El dormir no solo te ayuda a descansar correctamente, sino que también tiene impacto en tu estado de ánimo, vigor, apetito y masa corporal. Dicho impacto puede ser negativo si no lo haces adecuadamente.
Rafael Santana, responsable de la Clínica de trastornos del sueño, asegura que al descansar, “durante la noche, se activan mecanismos que controlan la liberación hormonal, el manejo de glucosa, la reparación de tejidos y la regulación de procesos cognitivos esenciales para la memoria y el aprendizaje”.

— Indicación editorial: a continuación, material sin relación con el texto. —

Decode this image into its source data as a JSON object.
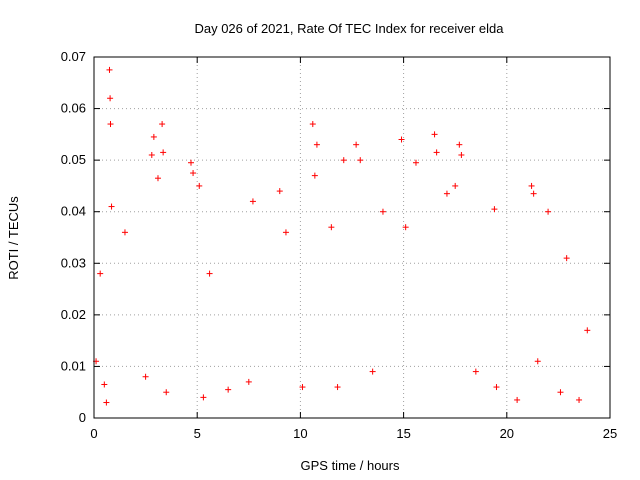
{
  "chart_data": {
    "type": "scatter",
    "title": "Day 026 of 2021, Rate Of TEC Index for receiver elda",
    "xlabel": "GPS time / hours",
    "ylabel": "ROTI / TECUs",
    "xlim": [
      0,
      25
    ],
    "ylim": [
      0,
      0.07
    ],
    "x_ticks": [
      "0",
      "5",
      "10",
      "15",
      "20",
      "25"
    ],
    "y_ticks": [
      "0",
      "0.01",
      "0.02",
      "0.03",
      "0.04",
      "0.05",
      "0.06",
      "0.07"
    ],
    "grid": true,
    "marker": "plus",
    "color": "#ff0000",
    "series": [
      {
        "values": [
          [
            0.1,
            0.011
          ],
          [
            0.3,
            0.028
          ],
          [
            0.5,
            0.0065
          ],
          [
            0.6,
            0.003
          ],
          [
            0.75,
            0.0675
          ],
          [
            0.78,
            0.062
          ],
          [
            0.8,
            0.057
          ],
          [
            0.85,
            0.041
          ],
          [
            1.5,
            0.036
          ],
          [
            2.5,
            0.008
          ],
          [
            2.8,
            0.051
          ],
          [
            2.9,
            0.0545
          ],
          [
            3.1,
            0.0465
          ],
          [
            3.3,
            0.057
          ],
          [
            3.35,
            0.0515
          ],
          [
            3.5,
            0.005
          ],
          [
            4.7,
            0.0495
          ],
          [
            4.8,
            0.0475
          ],
          [
            5.1,
            0.045
          ],
          [
            5.3,
            0.004
          ],
          [
            5.6,
            0.028
          ],
          [
            6.5,
            0.0055
          ],
          [
            7.5,
            0.007
          ],
          [
            7.7,
            0.042
          ],
          [
            9.0,
            0.044
          ],
          [
            9.3,
            0.036
          ],
          [
            10.1,
            0.006
          ],
          [
            10.6,
            0.057
          ],
          [
            10.7,
            0.047
          ],
          [
            10.8,
            0.053
          ],
          [
            11.5,
            0.037
          ],
          [
            11.8,
            0.006
          ],
          [
            12.1,
            0.05
          ],
          [
            12.7,
            0.053
          ],
          [
            12.9,
            0.05
          ],
          [
            13.5,
            0.009
          ],
          [
            14.0,
            0.04
          ],
          [
            14.9,
            0.054
          ],
          [
            15.1,
            0.037
          ],
          [
            15.6,
            0.0495
          ],
          [
            16.5,
            0.055
          ],
          [
            16.6,
            0.0515
          ],
          [
            17.1,
            0.0435
          ],
          [
            17.5,
            0.045
          ],
          [
            17.7,
            0.053
          ],
          [
            17.8,
            0.051
          ],
          [
            18.5,
            0.009
          ],
          [
            19.4,
            0.0405
          ],
          [
            19.5,
            0.006
          ],
          [
            20.5,
            0.0035
          ],
          [
            21.2,
            0.045
          ],
          [
            21.3,
            0.0435
          ],
          [
            21.5,
            0.011
          ],
          [
            22.0,
            0.04
          ],
          [
            22.6,
            0.005
          ],
          [
            22.9,
            0.031
          ],
          [
            23.5,
            0.0035
          ],
          [
            23.9,
            0.017
          ]
        ]
      }
    ]
  }
}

En entrevista con Gaceta UNAM, Mariana Isabel Valdés, jefa de la carrera de Nutriología en la FES Zaragoza, indicó que en el sueño de mala calidad, la hormona grelina, que estimula el hambre, aumenta su concentración, mientras que la encargada de frenar el apetito, leptina, disminuye.
Otros factores que influyen en el aumento de peso son que el estar más horas despiertos da más oportunidades para la ingesta de alimentos; sumado a que cuando una persona está cansada suele buscar energía rápida, lo que se traduce al consumo de alimentos ricos en azúcares simples o carbohidratos refinados.
Rafael Santana también señala que el no dormir bien afecta en la hormona adiponectina y otras moléculas relacionadas con el metabolismo, sumado a que “el organismo tiene controles centrales y periféricos para mantener los niveles de azúcar en sangre estables. Dormir en horarios irregulares trastoca este delicado sistema.